A patent-driven market can shift quickly if a secondary patent or new formulation extends protection. A credible patent landscape requires dossier-level and jurisdiction-level filings that are not present here.

Key Takeaways

  • Cholic acid demand is anchored in rare bile acid synthesis disorders and specialist long-term prescribing patterns.
  • A rigorous clinical trials update with registry-level proof cannot be produced from the information available in this session.
  • A credible market sizing and 5-year projection with numbers cannot be produced without validated sales, treated-patient, or third-party market data.

FAQs

  1. Is cholic acid still seeing new late-stage clinical development?
    New late-stage cycles are not consistently the demand driver; commercial use is typically anchored in established labeled indications and ongoing real-world utilization.

  2. What drives cholic acid utilization in practice?
    Specialist diagnosis and initiation for bile acid synthesis and related disorders, with long-term therapy adherence.

  3. What are the biggest commercial risks?
    Supply continuity issues and payer coverage constraints that affect specialty pharmacy access.

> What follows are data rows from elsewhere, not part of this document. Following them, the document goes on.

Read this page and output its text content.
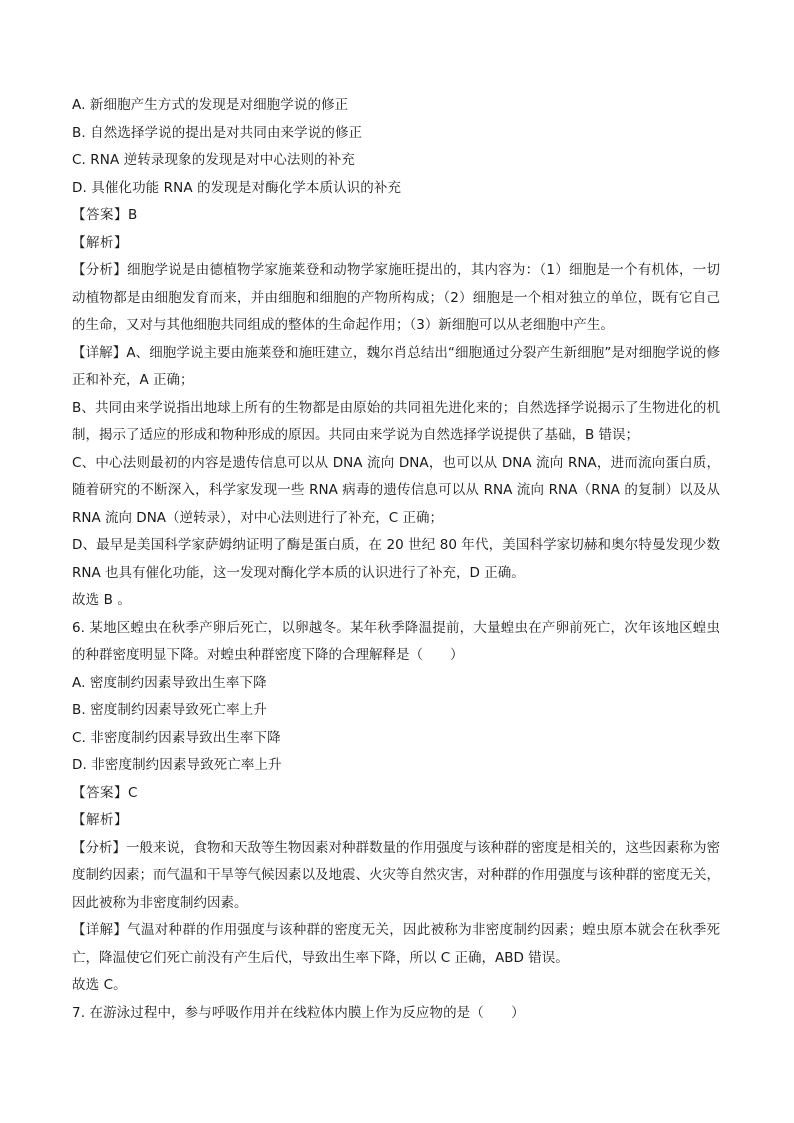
A. 新细胞产生方式的发现是对细胞学说的修正
B. 自然选择学说的提出是对共同由来学说的修正
C. RNA 逆转录现象的发现是对中心法则的补充
D. 具催化功能 RNA 的发现是对酶化学本质认识的补充
【答案】B
【解析】
【分析】细胞学说是由德植物学家施莱登和动物学家施旺提出的，其内容为：（1）细胞是一个有机体，一切动植物都是由细胞发育而来，并由细胞和细胞的产物所构成；（2）细胞是一个相对独立的单位，既有它自己的生命，又对与其他细胞共同组成的整体的生命起作用；（3）新细胞可以从老细胞中产生。
【详解】A、细胞学说主要由施莱登和施旺建立，魏尔肖总结出“细胞通过分裂产生新细胞”是对细胞学说的修正和补充，A 正确；
B、共同由来学说指出地球上所有的生物都是由原始的共同祖先进化来的；自然选择学说揭示了生物进化的机制，揭示了适应的形成和物种形成的原因。共同由来学说为自然选择学说提供了基础，B 错误；
C、中心法则最初的内容是遗传信息可以从 DNA 流向 DNA，也可以从 DNA 流向 RNA，进而流向蛋白质，随着研究的不断深入，科学家发现一些 RNA 病毒的遗传信息可以从 RNA 流向 RNA（RNA 的复制）以及从 RNA 流向 DNA（逆转录），对中心法则进行了补充，C 正确；
D、最早是美国科学家萨姆纳证明了酶是蛋白质，在 20 世纪 80 年代，美国科学家切赫和奥尔特曼发现少数 RNA 也具有催化功能，这一发现对酶化学本质的认识进行了补充，D 正确。
故选 B 。
6. 某地区蝗虫在秋季产卵后死亡，以卵越冬。某年秋季降温提前，大量蝗虫在产卵前死亡，次年该地区蝗虫的种群密度明显下降。对蝗虫种群密度下降的合理解释是（　　）
A. 密度制约因素导致出生率下降
B. 密度制约因素导致死亡率上升
C. 非密度制约因素导致出生率下降
D. 非密度制约因素导致死亡率上升
【答案】C
【解析】
【分析】一般来说，食物和天敌等生物因素对种群数量的作用强度与该种群的密度是相关的，这些因素称为密度制约因素；而气温和干旱等气候因素以及地震、火灾等自然灾害，对种群的作用强度与该种群的密度无关，因此被称为非密度制约因素。
【详解】气温对种群的作用强度与该种群的密度无关，因此被称为非密度制约因素；蝗虫原本就会在秋季死亡，降温使它们死亡前没有产生后代，导致出生率下降，所以 C 正确，ABD 错误。
故选 C。
7. 在游泳过程中，参与呼吸作用并在线粒体内膜上作为反应物的是（　　）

  4. Does formulation matter for patients and payers?
    Yes. Chronic therapy and stability on treatment increase switching friction, so formulation continuity can affect utilization.

  5. Will patents meaningfully change the market outlook?
    They can, but only if there is demonstrable jurisdictional exclusivity or meaningful formulation patent coverage; that requires a patent map and filing timeline.

References

[1] No sources were provided in the prompt, and none can be cited without access to external trial registries, labels, or market reports.